NB : Le projet EFFICHALUT est dans la lignée de ces expérimentations sur les chaluts de Manche/Mer du Nord.

Déversé sur le pont du bateau, le contenu du chalut fait l’objet d’un tri qui élimine les espèces sans valeur commerciale et les poissons inférieurs à la taille réglementaire. Autant de produits morts qui, rejetés à l’eau, nourriront les prédateurs.
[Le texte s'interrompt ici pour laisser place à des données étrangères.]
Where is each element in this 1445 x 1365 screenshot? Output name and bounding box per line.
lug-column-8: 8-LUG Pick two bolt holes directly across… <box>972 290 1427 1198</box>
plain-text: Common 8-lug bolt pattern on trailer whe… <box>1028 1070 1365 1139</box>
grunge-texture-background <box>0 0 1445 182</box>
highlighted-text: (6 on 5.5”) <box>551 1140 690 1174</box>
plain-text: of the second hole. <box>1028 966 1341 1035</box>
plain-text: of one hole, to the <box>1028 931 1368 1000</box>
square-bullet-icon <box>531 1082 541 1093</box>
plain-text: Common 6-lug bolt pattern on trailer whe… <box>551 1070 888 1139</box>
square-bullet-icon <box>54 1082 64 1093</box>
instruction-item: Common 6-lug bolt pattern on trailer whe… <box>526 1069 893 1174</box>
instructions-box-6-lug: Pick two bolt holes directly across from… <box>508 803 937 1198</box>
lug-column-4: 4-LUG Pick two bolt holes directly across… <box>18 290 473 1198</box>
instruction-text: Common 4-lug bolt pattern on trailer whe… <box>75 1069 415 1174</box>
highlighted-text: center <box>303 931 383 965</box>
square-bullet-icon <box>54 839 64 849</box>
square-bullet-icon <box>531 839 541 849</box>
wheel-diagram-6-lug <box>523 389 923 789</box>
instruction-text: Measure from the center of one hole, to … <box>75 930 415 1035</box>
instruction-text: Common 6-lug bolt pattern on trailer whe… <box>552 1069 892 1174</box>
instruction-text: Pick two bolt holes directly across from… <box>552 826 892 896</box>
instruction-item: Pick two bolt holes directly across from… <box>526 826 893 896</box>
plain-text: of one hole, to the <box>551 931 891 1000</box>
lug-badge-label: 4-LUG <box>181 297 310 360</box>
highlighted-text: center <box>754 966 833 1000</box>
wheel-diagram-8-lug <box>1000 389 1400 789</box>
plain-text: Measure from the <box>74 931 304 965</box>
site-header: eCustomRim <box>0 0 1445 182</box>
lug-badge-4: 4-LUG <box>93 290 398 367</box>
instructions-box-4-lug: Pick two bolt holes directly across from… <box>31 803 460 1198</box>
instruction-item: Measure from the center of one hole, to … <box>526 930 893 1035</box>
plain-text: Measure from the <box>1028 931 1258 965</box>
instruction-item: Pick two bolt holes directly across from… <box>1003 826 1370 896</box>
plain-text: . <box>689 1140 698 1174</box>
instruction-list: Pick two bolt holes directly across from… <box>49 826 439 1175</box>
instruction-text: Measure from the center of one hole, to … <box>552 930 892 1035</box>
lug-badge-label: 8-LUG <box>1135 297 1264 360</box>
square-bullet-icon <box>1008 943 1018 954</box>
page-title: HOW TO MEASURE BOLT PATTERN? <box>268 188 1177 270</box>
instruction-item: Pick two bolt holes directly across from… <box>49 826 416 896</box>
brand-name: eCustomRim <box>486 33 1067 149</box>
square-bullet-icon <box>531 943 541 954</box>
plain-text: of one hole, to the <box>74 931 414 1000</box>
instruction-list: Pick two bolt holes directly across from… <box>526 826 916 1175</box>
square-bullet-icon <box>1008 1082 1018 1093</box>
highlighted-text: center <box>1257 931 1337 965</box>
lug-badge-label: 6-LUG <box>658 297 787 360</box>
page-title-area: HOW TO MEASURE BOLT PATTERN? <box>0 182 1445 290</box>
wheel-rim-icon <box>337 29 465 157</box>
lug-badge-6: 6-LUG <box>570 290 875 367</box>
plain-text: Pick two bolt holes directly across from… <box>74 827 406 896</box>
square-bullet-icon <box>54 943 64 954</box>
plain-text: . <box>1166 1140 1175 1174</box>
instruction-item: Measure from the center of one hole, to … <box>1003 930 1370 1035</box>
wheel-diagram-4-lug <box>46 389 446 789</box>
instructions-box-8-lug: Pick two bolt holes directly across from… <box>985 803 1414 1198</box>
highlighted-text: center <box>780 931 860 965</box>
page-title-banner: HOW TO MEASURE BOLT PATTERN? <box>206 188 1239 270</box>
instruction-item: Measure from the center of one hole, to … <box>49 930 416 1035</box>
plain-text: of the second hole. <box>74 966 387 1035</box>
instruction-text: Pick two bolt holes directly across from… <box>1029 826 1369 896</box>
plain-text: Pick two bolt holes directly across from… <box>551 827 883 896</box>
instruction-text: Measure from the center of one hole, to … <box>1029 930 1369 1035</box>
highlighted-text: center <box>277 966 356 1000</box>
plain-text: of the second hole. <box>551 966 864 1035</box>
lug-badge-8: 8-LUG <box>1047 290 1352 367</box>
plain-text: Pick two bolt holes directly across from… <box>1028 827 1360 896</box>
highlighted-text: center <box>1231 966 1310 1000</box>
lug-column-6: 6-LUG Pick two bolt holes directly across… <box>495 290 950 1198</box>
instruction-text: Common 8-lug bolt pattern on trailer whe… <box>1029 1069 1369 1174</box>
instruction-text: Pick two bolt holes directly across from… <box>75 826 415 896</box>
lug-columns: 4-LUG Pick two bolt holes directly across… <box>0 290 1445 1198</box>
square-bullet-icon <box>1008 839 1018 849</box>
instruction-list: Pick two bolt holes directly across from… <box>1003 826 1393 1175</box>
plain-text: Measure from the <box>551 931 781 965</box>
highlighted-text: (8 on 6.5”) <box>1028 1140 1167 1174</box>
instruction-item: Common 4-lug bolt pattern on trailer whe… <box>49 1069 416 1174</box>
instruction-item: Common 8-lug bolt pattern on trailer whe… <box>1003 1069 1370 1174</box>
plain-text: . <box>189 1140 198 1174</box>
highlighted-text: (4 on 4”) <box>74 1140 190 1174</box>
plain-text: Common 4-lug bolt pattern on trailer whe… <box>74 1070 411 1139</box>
Le programme Optipêche promotionné par le Pôle Mer Bretagne veut réduire ces prises accessoires. Il s’agit d’installer à l’avant des navires des sondeurs multifaisceaux capables de détecter les espèces et de donner des indications sur la nature des fonds. Des capteurs électroniques permettront aussi de bien guider le chalut pour réduire sa traînée sur les fonds et s’en tenir à un toucher très léger. L’engin serait équipé d’un appareil acoustique répulsif pour les mammifères marins.

Le Pôle mer développe aussi le projet ITIS qui veut favoriser une pêche ciblée. Son premier volet, ACSYS, vise à mettre au point des moyens de détection permettant d’identifier et de caractériser les bancs pour améliorer la sélectivité. Le deuxième volet, SQUAL, entend concevoir des chaluts exerçant moins de pression sur les poissons, ce qui améliorera leur qualité. Il prévoit également d’améliorer les nasses à poisson et les casiers à langoustine.

Tri Langoustines - Photo : Aglia

Carburant : réduire la facture et la pollution

Les techniques passives (casier, filet maillant, palangre) sont économes en carburant car elles ne sollicitent pas directement la puissance motrice. On ne peut pas affirmer qu’elles sont plus économes (en termes de litres consommés par Kg pêchés) car cela est bien sûr lié au rendement de capture. En termes économiques, ces techniques peuvent être plus avantageuses surtout parce que les espèces capturées sont plus nobles (donc plus chères), les apports plus faibles et la qualité meilleure ; en conséquence, c’est la part du carburant dans le compte d’exploitation qui est souvent plus faible que pour le chalut, mais la consommation, elle, est souvent au moins équivalente.

Par contre, le chalut a besoin de cette puissance car il doit être traîné sur le fond à une vitesse de l’ordre de 3 à 4 nœuds le plus souvent. Dans ce métier, la consommation moyenne est de un à deux litres de fioul par kilo de poisson capturé. Plusieurs armements ont renoncé au chalut pour la technique de la senne danoise, mutation coûteuse mais qui permet de diviser par deux la consommation, tout en améliorant la qualité des poissons. Elle ne permet cependant pas de capturer toutes les espèces.

Le Pôle Mer Bretagne a labellisé le projet Grand Largue qui vise aussi à pêcher à l’économie. C’est le nom d’une vieille unité en bois de 16 mètres, modèle typique du chalutier artisan, qui a été refondu à Saint-Malo. Porté par la société Avel Vor Technologie, le projet va permettre de tester une propulsion mixte, avec en appoint du moteur deux voiles portées par deux mâts de 13 mètres, l’un à l’avant, l’autre à l’arrière. Les 90 m² de toile seront déployés à partir d’un ordinateur de bord. Ils donneront leur effet maximal pendant les trajets, avec 40 % d’économie espérés.

Parallèlement, le programme Effichalut testera des modifications dans la conception du chalut et des engins associés, pour réduire la résistance à l’eau et donc la consommation de carburant.